Volume 4, Issue 6, (Originally published on Monday 2 September 2013)
Mark Dreyfus QC MP, Australia’s 35th Attorney-General and the Labor member for the seat of Isaacs, spoke with De Minimis ahead of Australia’s federal election next Saturday, 7 September 2013. In a wide-ranging interview, Dreyfus shared stories from his past as an MLS alumnus and his more recent work as a member of the Labor Government. Dreyfus graduated from the University of Melbourne in 1978 with degrees in Arts and Law. As a barrister, he acted in a number of important High Court cases, and was also a director of the Law Council of Australia. Dreyfus has held a number of positions since his election to the Parliament in 2007, including: Chairman of the House of Representatives Legal and Constitutional Affairs Committee; Parliamentary Secretary for Climate Change and Energy Efficiency; and Parliamentary Secretary for Industry and Innovation. Earlier this year, he assumed the position of Attorney-General after Roxon (also an MLS graduate) stood down.
DM: What was your time like at Melbourne Law School?
MD: I went to Melbourne Law School when it was still located in the heart of the Parkville Campus, at a time when our nation was rapidly changing and the university was a hotbed of political activism.
Gough Whitlam had only recently been elected, and his Attorney-General, Lionel Murphy, was challenging legal conventions and implementing sweeping reforms with enormous energy. With so much going on I found it challenging to stay focused on my classes, and I clearly remember a second-year exam in November 1975 being interrupted by a megaphone announcement that the Australian Government had just been dismissed. I also had some excellent classmates, including Hilary Charlesworth and Lindsay Tanner.
DM: What was the most interesting case you were involved in as a barrister?
MD: It’s too hard to choose just one, but my top three are: Theophanous v Herald & Weekly Times Ltd (1994) 182 CLR 104; Austin v The Commonwealth (2003) 215 CLR 185; and Cubillo v Commonwealth (1999) 89 FCR 528; Cubillo v Commonwealth [No 2] (2000) 103 FCR 1; Cubillo v Commonwealth (2001) 112 FCR 455 (the Stolen Generations Case).
DM: What have been your proudest achievements as an MP, Parliamentary Secretary and now Attorney-General? MD: As an MP, chairing the inquiries of the House of Representatives Standing Committee on Legal and Constitutional Affairs into whistleblower protection in the Australian government public sector (2009) and into access to public areas for people with a disability (2010). As Parliamentary Secretary for Climate Change, putting a price on carbon – a fundamental reform essential to transitioning Australia to a low-carbon economy – and representing Australia at international climate change negotiations. As Attorney-General, increasing funding for Legal Aid, Aboriginal and Torres Strait Islander Legal Services and Community Legal Centres, adding sexual orientation as a ground of discrimination, and representing Australia in our case against Japan’s so-called ‘scientific’ whaling at the International Court of Justice.

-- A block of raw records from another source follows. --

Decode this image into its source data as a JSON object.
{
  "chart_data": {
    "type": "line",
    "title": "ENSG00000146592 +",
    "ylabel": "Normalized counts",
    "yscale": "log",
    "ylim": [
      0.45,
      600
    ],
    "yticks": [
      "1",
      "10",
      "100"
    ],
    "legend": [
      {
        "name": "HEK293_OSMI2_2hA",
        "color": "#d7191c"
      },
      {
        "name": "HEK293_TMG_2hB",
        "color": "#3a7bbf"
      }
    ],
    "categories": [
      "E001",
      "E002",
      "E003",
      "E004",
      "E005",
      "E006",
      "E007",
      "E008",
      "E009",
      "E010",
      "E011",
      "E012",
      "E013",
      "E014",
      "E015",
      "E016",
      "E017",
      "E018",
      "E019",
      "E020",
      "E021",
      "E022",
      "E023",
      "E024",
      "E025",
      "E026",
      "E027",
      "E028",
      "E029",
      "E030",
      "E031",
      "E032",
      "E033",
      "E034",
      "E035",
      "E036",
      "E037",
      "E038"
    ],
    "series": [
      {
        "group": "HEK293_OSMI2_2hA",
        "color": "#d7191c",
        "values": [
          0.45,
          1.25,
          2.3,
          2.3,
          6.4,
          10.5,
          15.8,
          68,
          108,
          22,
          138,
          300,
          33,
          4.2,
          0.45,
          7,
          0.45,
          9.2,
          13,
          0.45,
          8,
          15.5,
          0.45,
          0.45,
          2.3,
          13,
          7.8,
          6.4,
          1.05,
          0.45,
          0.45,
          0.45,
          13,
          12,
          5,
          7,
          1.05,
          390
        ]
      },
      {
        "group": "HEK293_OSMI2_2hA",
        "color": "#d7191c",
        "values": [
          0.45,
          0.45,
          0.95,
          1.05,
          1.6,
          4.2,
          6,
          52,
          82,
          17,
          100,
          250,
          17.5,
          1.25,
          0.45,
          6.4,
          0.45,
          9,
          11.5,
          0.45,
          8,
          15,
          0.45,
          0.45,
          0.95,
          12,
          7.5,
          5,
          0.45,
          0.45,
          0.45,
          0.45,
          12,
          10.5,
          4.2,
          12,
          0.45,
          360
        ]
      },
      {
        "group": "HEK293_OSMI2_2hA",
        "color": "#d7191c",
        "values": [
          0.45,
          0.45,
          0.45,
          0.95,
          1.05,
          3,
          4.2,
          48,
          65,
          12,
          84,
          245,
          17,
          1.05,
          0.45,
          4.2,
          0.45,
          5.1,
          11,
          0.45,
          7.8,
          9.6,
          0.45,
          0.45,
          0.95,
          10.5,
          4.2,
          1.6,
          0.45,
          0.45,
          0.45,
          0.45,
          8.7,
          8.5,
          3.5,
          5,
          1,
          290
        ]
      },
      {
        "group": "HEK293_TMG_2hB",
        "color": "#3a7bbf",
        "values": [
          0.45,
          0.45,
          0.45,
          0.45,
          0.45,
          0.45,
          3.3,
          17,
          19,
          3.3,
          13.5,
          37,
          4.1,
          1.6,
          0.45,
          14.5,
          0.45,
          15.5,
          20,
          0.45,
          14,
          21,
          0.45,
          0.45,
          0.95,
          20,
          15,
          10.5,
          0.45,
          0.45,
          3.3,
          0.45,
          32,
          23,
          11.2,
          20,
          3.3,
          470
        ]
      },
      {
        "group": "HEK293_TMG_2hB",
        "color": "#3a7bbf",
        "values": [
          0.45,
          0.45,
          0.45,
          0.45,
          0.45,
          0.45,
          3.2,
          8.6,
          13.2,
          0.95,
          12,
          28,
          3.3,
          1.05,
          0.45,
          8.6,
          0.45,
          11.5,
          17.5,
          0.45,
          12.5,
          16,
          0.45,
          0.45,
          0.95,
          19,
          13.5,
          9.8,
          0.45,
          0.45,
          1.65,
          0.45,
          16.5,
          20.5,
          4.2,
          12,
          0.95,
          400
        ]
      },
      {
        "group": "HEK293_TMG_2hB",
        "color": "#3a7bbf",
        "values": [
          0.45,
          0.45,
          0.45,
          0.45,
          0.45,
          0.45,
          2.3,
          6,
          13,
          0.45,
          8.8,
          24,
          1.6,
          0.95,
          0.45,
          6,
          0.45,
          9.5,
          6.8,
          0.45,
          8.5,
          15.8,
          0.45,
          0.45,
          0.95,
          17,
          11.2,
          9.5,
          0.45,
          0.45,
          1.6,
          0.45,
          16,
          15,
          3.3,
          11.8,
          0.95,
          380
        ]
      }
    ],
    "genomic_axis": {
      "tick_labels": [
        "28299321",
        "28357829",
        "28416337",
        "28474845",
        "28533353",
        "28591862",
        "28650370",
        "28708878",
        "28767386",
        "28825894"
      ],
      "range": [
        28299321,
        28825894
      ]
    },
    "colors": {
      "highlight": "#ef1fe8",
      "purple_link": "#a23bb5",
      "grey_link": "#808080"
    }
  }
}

DM: Young people are particularly interested in the issue of internet freedom. In your view, where does the appropriate balance lie between privacy and security?
MD: We in Government have an obligation to protect the safety and security of Australians, and we also have an obligation to safeguard the privacy and democratic freedoms of our citizens. In some circumstances there is a tension between these two critical responsibilities, and in these circumstances striking the appropriate balance between the core values of privacy and security requires the weighing of a range of factors, many of which are not easily quantified. Federal Labor has initiated a number of reforms to improve the protection of privacy in our nation, without compromising the safety of our community. The Privacy Amendment (Enhancing Privacy Protections) Act will come into force in March next year, significantly strengthening privacy protections for Australians by bringing Australia’s privacy regime into the digital age. I have also been working to ensure that there is always appropriate accountability and independent oversight of our security agencies, so that they always operate within the rule of law.
DM: You recently returned from The Hague where you argued Australia’s case against Japan’s whaling program. How would you describe this experience?
MD: It was a great honour to represent my country in the world’s highest court, the first time an Australian Attorney-General has done so since Lionel Murphy appeared in the 1974 Nuclear Tests case against France. I must say that it was also a pleasure to step back briefly into my first profession and to prosecute Australia’s case with our excellent legal team.
DM: If the ALP is successful in the upcoming election, what will be your main priorities as Attorney-General? MD: Improving access to justice for all Australians – which includes more efficient, better resourced courts, more funding for legal aid and other legal assistance providers, and increasing legal support for Indigenous Australians. Improved access to justice will create a more just and egalitarian society, while also strengthening the rule of law in our nation.